Your votes have been tallied and your voices have been heard.

With 4315 votes in favour, and a paltry 336 against, an overwhelming 92.22% of Cantabs have voted FOR a Disabled Students’ Officer.

CUSU announced that the voter turnout was the highest in six years, with a MASSIVE (everything’s relative) 21.4% of you taking part in the democratic process.

Members voting in the referendum were asked: “Do you accept the proposed constitutional changes, which would add a Disabled Students’ Officer to the Full-Time Elected Officer Team?”

CUSU congratulated the students on “excellent campaigning techniques” and the “dedication of those involved”. Whilst there was certainly a vigorous YES campaign, the NO campaign seemed to have conceded defeat before even starting, with only two people attending the VOTE NO facebook event.

And one of them was an impartial CUSU observer.

And one of them was an impartial CUSU observer.

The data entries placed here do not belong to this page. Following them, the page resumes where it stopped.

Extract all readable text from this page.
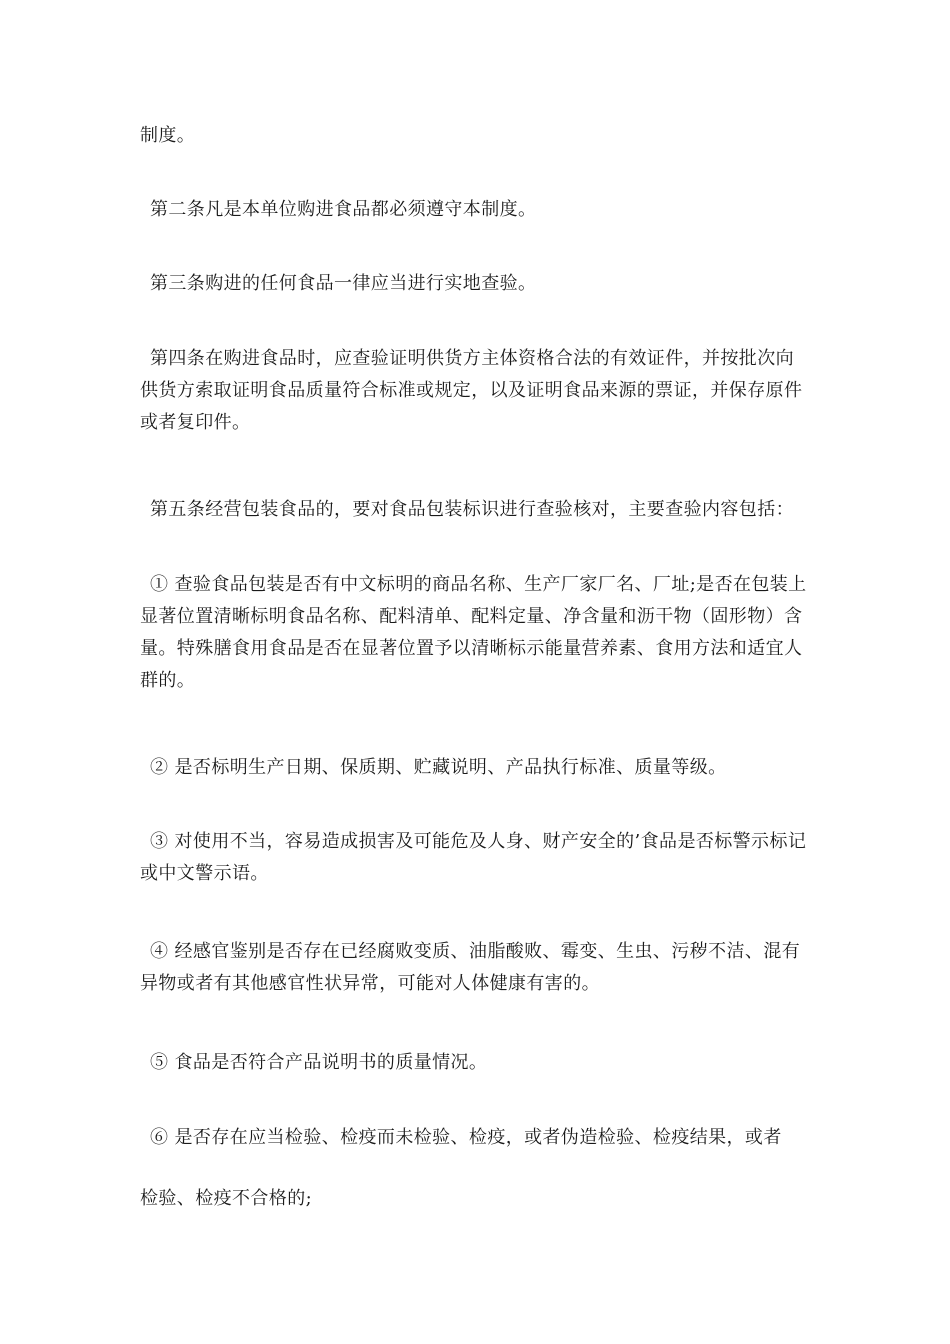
制度。
第二条凡是本单位购进食品都必须遵守本制度。
第三条购进的任何食品一律应当进行实地查验。
第四条在购进食品时，应查验证明供货方主体资格合法的有效证件，并按批次向供货方索取证明食品质量符合标准或规定，以及证明食品来源的票证，并保存原件或者复印件。
第五条经营包装食品的，要对食品包装标识进行查验核对，主要查验内容包括：
① 查验食品包装是否有中文标明的商品名称、生产厂家厂名、厂址;是否在包装上显著位置清晰标明食品名称、配料清单、配料定量、净含量和沥干物（固形物）含量。特殊膳食用食品是否在显著位置予以清晰标示能量营养素、食用方法和适宜人群的。
② 是否标明生产日期、保质期、贮藏说明、产品执行标准、质量等级。
③ 对使用不当，容易造成损害及可能危及人身、财产安全的’食品是否标警示标记或中文警示语。
④ 经感官鉴别是否存在已经腐败变质、油脂酸败、霉变、生虫、污秽不洁、混有异物或者有其他感官性状异常，可能对人体健康有害的。
⑤ 食品是否符合产品说明书的质量情况。
⑥ 是否存在应当检验、检疫而未检验、检疫，或者伪造检验、检疫结果，或者
检验、检疫不合格的;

This was despite 336 people actually voting against, in what is surely an even greater victory for the secret ballot system.

The proposal for a new Disabled Students’ Officer will cost £18,000, and it has been suggested to The Tab that it will possibly cost up to £26,000, depending on additional costs.

The referendum was sparked by a petition with just 350 signatures. There was only a 10% turnout needed to amend the constitution. This threshold was not crossed the last time there was a CUSU referendum.

The YES campaign shamelessly used cute animals to promote their noble cause.

The YES campaign shamelessly used cute animals to promote their noble cause.

The referendum saw a flurry of campaigning, with members of the YES campaign even going around to lectures to encourage people to vote. Last night, supports of a Disabled Students’ Officer went around bars in the university making the case to students.

The YES campaign released a statement: “Speaking to students in colleges and around the University during the past week, we have been overwhelmed by the unconditional support and excitement for this cause. We were a small team running this campaign alongside work and disabilities, so to get the response we got was frankly incredible.

“This is a huge victory. We hope that we can build on this support and mobilise more students to get involved with the Disabled Students’ Campaign, and we will continue working relentlessly to make Cambridge a less disabling place.

“With over a fifth of students (21.4%) voting, we have the largest mandate of any previous CUSU referendum as far back as online records go. We want to thank every single student who took the time to vote and engage with the campaign.”